Job Description:
As a Site Reliability Engineer (SRE), you will focus on ensuring the reliability, scalability, and performance of systems and applications for portfolio companies and clients. This remote, part-time or full-time role offers the flexibility to work with global teams, combining software engineering and systems engineering expertise to build and maintain highly available systems. You will work closely with development and operations teams to proactively identify and resolve issues, automate processes, and improve system performance.
Job Responsibilities:
- Design, implement, and maintain systems and tools to ensure high availability, reliability, and performance.
- Monitor and troubleshoot production systems, identifying and resolving issues before they impact users.
- Develop and maintain automation scripts and tools to streamline operational processes.
- Collaborate with development teams to improve system architecture and application performance.
- Implement and manage monitoring, logging, and alerting systems to ensure proactive issue detection.

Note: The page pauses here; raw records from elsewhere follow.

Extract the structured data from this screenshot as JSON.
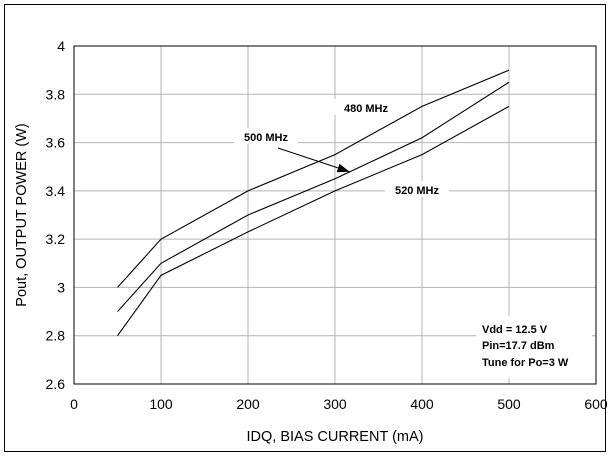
{
  "chart_data": {
    "type": "line",
    "title": "",
    "xlabel": "IDQ, BIAS CURRENT (mA)",
    "ylabel": "Pout, OUTPUT POWER (W)",
    "xlim": [
      0,
      600
    ],
    "ylim": [
      2.6,
      4.0
    ],
    "xticks": [
      0,
      100,
      200,
      300,
      400,
      500,
      600
    ],
    "yticks": [
      2.6,
      2.8,
      3.0,
      3.2,
      3.4,
      3.6,
      3.8,
      4.0
    ],
    "ytick_labels": [
      "2.6",
      "2.8",
      "3",
      "3.2",
      "3.4",
      "3.6",
      "3.8",
      "4"
    ],
    "grid": true,
    "x": [
      50,
      100,
      200,
      300,
      400,
      500
    ],
    "series": [
      {
        "name": "480 MHz",
        "values": [
          3.0,
          3.2,
          3.4,
          3.55,
          3.75,
          3.9
        ]
      },
      {
        "name": "500 MHz",
        "values": [
          2.9,
          3.1,
          3.3,
          3.45,
          3.62,
          3.85
        ]
      },
      {
        "name": "520 MHz",
        "values": [
          2.8,
          3.05,
          3.23,
          3.4,
          3.55,
          3.75
        ]
      }
    ],
    "annotations": [
      "Vdd = 12.5 V",
      "Pin=17.7 dBm",
      "Tune for Po=3 W"
    ]
  }
}
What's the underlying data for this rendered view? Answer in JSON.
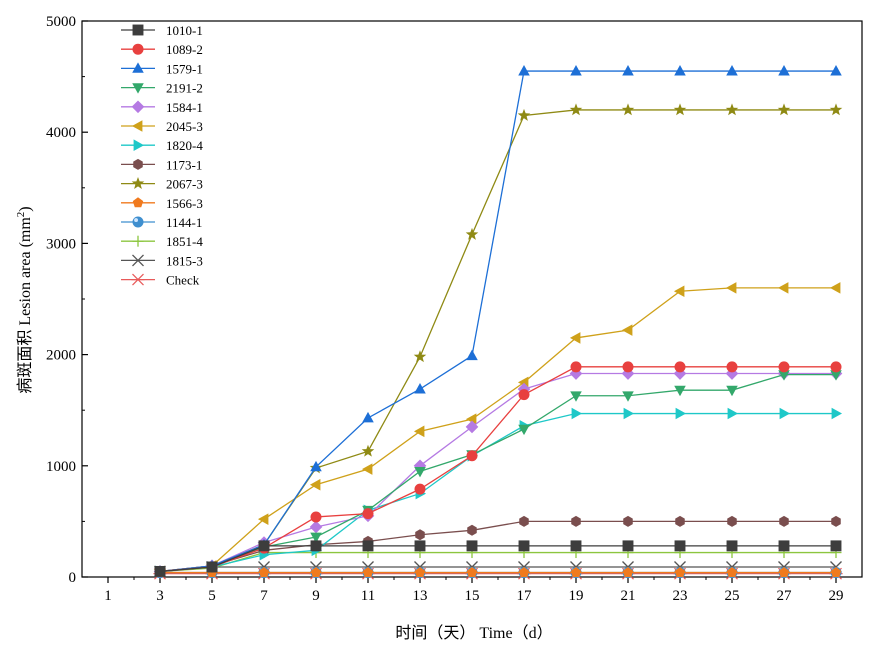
{
  "chart_data": {
    "type": "line",
    "xlabel": "时间（天） Time（d）",
    "ylabel": "病斑面积 Lesion area (mm2)",
    "ylabel_main": "病斑面积 Lesion area (mm",
    "ylabel_sup": "2",
    "ylabel_close": ")",
    "xlim": [
      0,
      30
    ],
    "ylim": [
      0,
      5000
    ],
    "xticks": [
      1,
      3,
      5,
      7,
      9,
      11,
      13,
      15,
      17,
      19,
      21,
      23,
      25,
      27,
      29
    ],
    "yticks": [
      0,
      1000,
      2000,
      3000,
      4000,
      5000
    ],
    "grid": false,
    "legend_position": "top-left",
    "x": [
      3,
      5,
      7,
      9,
      11,
      13,
      15,
      17,
      19,
      21,
      23,
      25,
      27,
      29
    ],
    "series": [
      {
        "name": "1010-1",
        "color": "#3d3d3d",
        "marker": "square",
        "values": [
          50,
          90,
          280,
          280,
          280,
          280,
          280,
          280,
          280,
          280,
          280,
          280,
          280,
          280
        ]
      },
      {
        "name": "1089-2",
        "color": "#e8403f",
        "marker": "circle",
        "values": [
          50,
          90,
          260,
          540,
          570,
          790,
          1090,
          1640,
          1890,
          1890,
          1890,
          1890,
          1890,
          1890
        ]
      },
      {
        "name": "1579-1",
        "color": "#1d6fd6",
        "marker": "triangle-up",
        "values": [
          50,
          100,
          290,
          990,
          1430,
          1690,
          1990,
          4550,
          4550,
          4550,
          4550,
          4550,
          4550,
          4550
        ]
      },
      {
        "name": "2191-2",
        "color": "#33a86b",
        "marker": "triangle-down",
        "values": [
          50,
          90,
          270,
          360,
          600,
          950,
          1100,
          1330,
          1630,
          1630,
          1680,
          1680,
          1820,
          1820
        ]
      },
      {
        "name": "1584-1",
        "color": "#b57ae3",
        "marker": "diamond",
        "values": [
          50,
          100,
          310,
          450,
          550,
          1000,
          1350,
          1690,
          1830,
          1830,
          1830,
          1830,
          1830,
          1830
        ]
      },
      {
        "name": "2045-3",
        "color": "#cfa11a",
        "marker": "triangle-left",
        "values": [
          50,
          100,
          520,
          830,
          970,
          1310,
          1420,
          1750,
          2150,
          2220,
          2570,
          2600,
          2600,
          2600
        ]
      },
      {
        "name": "1820-4",
        "color": "#1ec8c8",
        "marker": "triangle-right",
        "values": [
          50,
          90,
          200,
          240,
          600,
          750,
          1090,
          1360,
          1470,
          1470,
          1470,
          1470,
          1470,
          1470
        ]
      },
      {
        "name": "1173-1",
        "color": "#7a4e4e",
        "marker": "hexagon",
        "values": [
          50,
          100,
          240,
          290,
          320,
          380,
          420,
          500,
          500,
          500,
          500,
          500,
          500,
          500
        ]
      },
      {
        "name": "2067-3",
        "color": "#8f8a14",
        "marker": "star",
        "values": [
          50,
          100,
          290,
          980,
          1130,
          1980,
          3080,
          4150,
          4200,
          4200,
          4200,
          4200,
          4200,
          4200
        ]
      },
      {
        "name": "1566-3",
        "color": "#f07a1e",
        "marker": "pentagon",
        "values": [
          40,
          40,
          40,
          40,
          40,
          40,
          40,
          40,
          40,
          40,
          40,
          40,
          40,
          40
        ]
      },
      {
        "name": "1144-1",
        "color": "#3f8fcf",
        "marker": "sphere",
        "values": [
          40,
          40,
          40,
          40,
          40,
          40,
          40,
          40,
          40,
          40,
          40,
          40,
          40,
          40
        ]
      },
      {
        "name": "1851-4",
        "color": "#8cc63f",
        "marker": "plus",
        "values": [
          50,
          80,
          220,
          220,
          220,
          220,
          220,
          220,
          220,
          220,
          220,
          220,
          220,
          220
        ]
      },
      {
        "name": "1815-3",
        "color": "#555555",
        "marker": "x",
        "values": [
          50,
          90,
          90,
          90,
          90,
          90,
          90,
          90,
          90,
          90,
          90,
          90,
          90,
          90
        ]
      },
      {
        "name": "Check",
        "color": "#e85a5a",
        "marker": "asterisk",
        "values": [
          30,
          30,
          30,
          30,
          30,
          30,
          30,
          30,
          30,
          30,
          30,
          30,
          30,
          30
        ]
      }
    ]
  }
}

- Conduct post-incident reviews and implement improvements to prevent future issues.
- Optimize cloud infrastructure for cost efficiency, scalability, and performance.
- Stay updated on emerging technologies and trends, recommending improvements to existing systems.
Job Requirements:
- Education: Bachelor’s degree in Computer Science, Information Technology, or a related field; equivalent experience accepted.
- Experience: 2+ years of experience in site reliability engineering, DevOps, or a related role (open to less experienced candidates with strong potential).
- Skills:
- Hands-on experience with monitoring and logging tools (e.g., Prometheus, Grafana, ELK Stack).
- Proficiency in scripting languages (e.g., Python, Bash, or PowerShell).
- Familiarity with containerization technologies (e.g., Docker, Kubernetes).
- Experience with cloud platforms like AWS, Azure, or Google Cloud.
- Strong understanding of CI/CD pipelines and automation tools (e.g., Jenkins, GitLab CI).
- Excellent problem-solving, communication, and collaboration skills.
- Certifications: AWS Certified SysOps Administrator, Google Cloud Professional DevOps Engineer, or similar certifications are a plus but not required.